Industry experts debate whether broker schemes could solve professional indemnity insurance’s (PII) woes after SchemeServe revealed PII schemes netted brokers the most income between 1 April and 31 September 2021
WE ASKED: Are broker schemes the answer to professional indemnity cover challenges?
Gordon Warnes, broking director, Cavendish Munro Professional Risks
“The answer is yes - and no. Is the hard market ending? Will more capacity return?
“Some areas will soften more quickly than others. Capacity will rush to some sectors and be glacial in others. Schemes are an answer for some lines of business, but not all.
“As anyone who places, underwrites or buys professional indemnity (PI) cover will know, the market remains challenging.
“Underwriting appetite has narrowed to focus on risks that remain attractive. Underwriters’ views will differ on what that attractive risk looks like - although there will be consensus around what is least appealing.
“Schemes can manage the short-term impact of these factors by pooling similar risks within an insurer’s appetite.
”A scheme that has enjoyed wider cover in the soft market may not see hard market exclusions or restrictions applied as quickly as elsewhere. Rate increases may also be less aggressive if the scheme is performing well.
“However, schemes are not immune to hard market factors and poorly performing schemes may well see their perceived benefits disappear rapidly, leaving scheme members to seek alternatives. The shock of the open market could prove too much for some.
“Schemes have their place and true affinity schemes with strong common risk management, control of scheme members and an agile approach to changing exposures will certainly prove their worth.
“But the days of brokers creating a scheme from a loosely linked group of professionals will not be enough to justify improvements in coverage or pricing that were common in the softer market.
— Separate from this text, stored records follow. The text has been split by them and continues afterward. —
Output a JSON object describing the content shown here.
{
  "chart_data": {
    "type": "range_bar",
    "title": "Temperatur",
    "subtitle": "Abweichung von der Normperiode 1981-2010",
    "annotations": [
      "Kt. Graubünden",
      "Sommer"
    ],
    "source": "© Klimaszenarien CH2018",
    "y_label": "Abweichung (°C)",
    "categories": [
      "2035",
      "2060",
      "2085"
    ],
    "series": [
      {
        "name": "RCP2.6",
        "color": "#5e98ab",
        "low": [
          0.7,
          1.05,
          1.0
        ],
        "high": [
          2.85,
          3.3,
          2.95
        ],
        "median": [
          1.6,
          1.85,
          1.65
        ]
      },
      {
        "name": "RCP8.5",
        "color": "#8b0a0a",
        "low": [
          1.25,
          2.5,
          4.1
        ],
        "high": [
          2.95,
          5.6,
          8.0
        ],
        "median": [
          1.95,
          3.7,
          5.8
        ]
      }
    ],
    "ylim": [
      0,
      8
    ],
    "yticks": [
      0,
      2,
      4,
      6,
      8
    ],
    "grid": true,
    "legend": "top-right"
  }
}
”For many, the current market best suits a well managed firm being presented to insurers on its own merit by a competent and experienced broker.”
Paul Coleman, managing director, Peach Pi
“Broker schemes can, and should, be at least part of the answer to PI cover challenges.
”Schemes are integral to the PI market and rely on the expertise of the broker and its relationship with the insurer and policyholders for successful placements.
“We believe the industry in general needs to re-establish this ‘virtual triangle’ of trust and conditions within the PI market.
“Each profession - and their subsets - face different challenges within the current hard market. The purpose of a scheme is to provide bespoke solutions for risks and subsets of risks that are ring-fenced through a meeting of criteria.
“Providing a schemes-based solution to the challenges currently being seen across professional sectors comes from focusing on the issues that have driven the change in market conditions – this is where broking expertise and agile underwriting comes to the fore.
“While it is too simplistic to suggest that one-size-fits-all, especially with professional services now being so broad, complex and diverse in their offerings, schemes have a valued place within the PI market and should be at the forefront of providing relevant and cost effective solutions for policyholders.”
Simon Lovat, director, Inperio
“No - broker schemes represent one of the biggest failings and conflicts of interest in the intermediated PI market. Such schemes remove transparency and independent advice while increasing search costs to buyers.
“Most professionals believe that when they utilise a broker to place their PI insurance, the broker is providing them independent advice and a broad view of the products available in the market.
”Broker schemes remove or materially skew that advice and access to alternative products because brokers are financially incentivised to place business in their ‘in-house’ schemes, while overlooking other open market solutions that may be more suitable for clients, but are often less financially beneficial to the broker.
“This problem does not only occur in the placement of policies, but also in the handling of claims, where brokers utilising schemes have often negotiated profit commissions or further incentives from their scheme insurers.
”Such inducements create perverse outcomes and conflicts of interest - for example, where the denying of a claim provides the scheme broker with a financial reward at the same time that the broker is often claiming to be providing advice to support a policyholder in settling their claim.
“The only beneficiary of broker schemes are the brokers themselves, with clients often receiving opaque advice on the true availability of PI solutions and the coverage available to them.”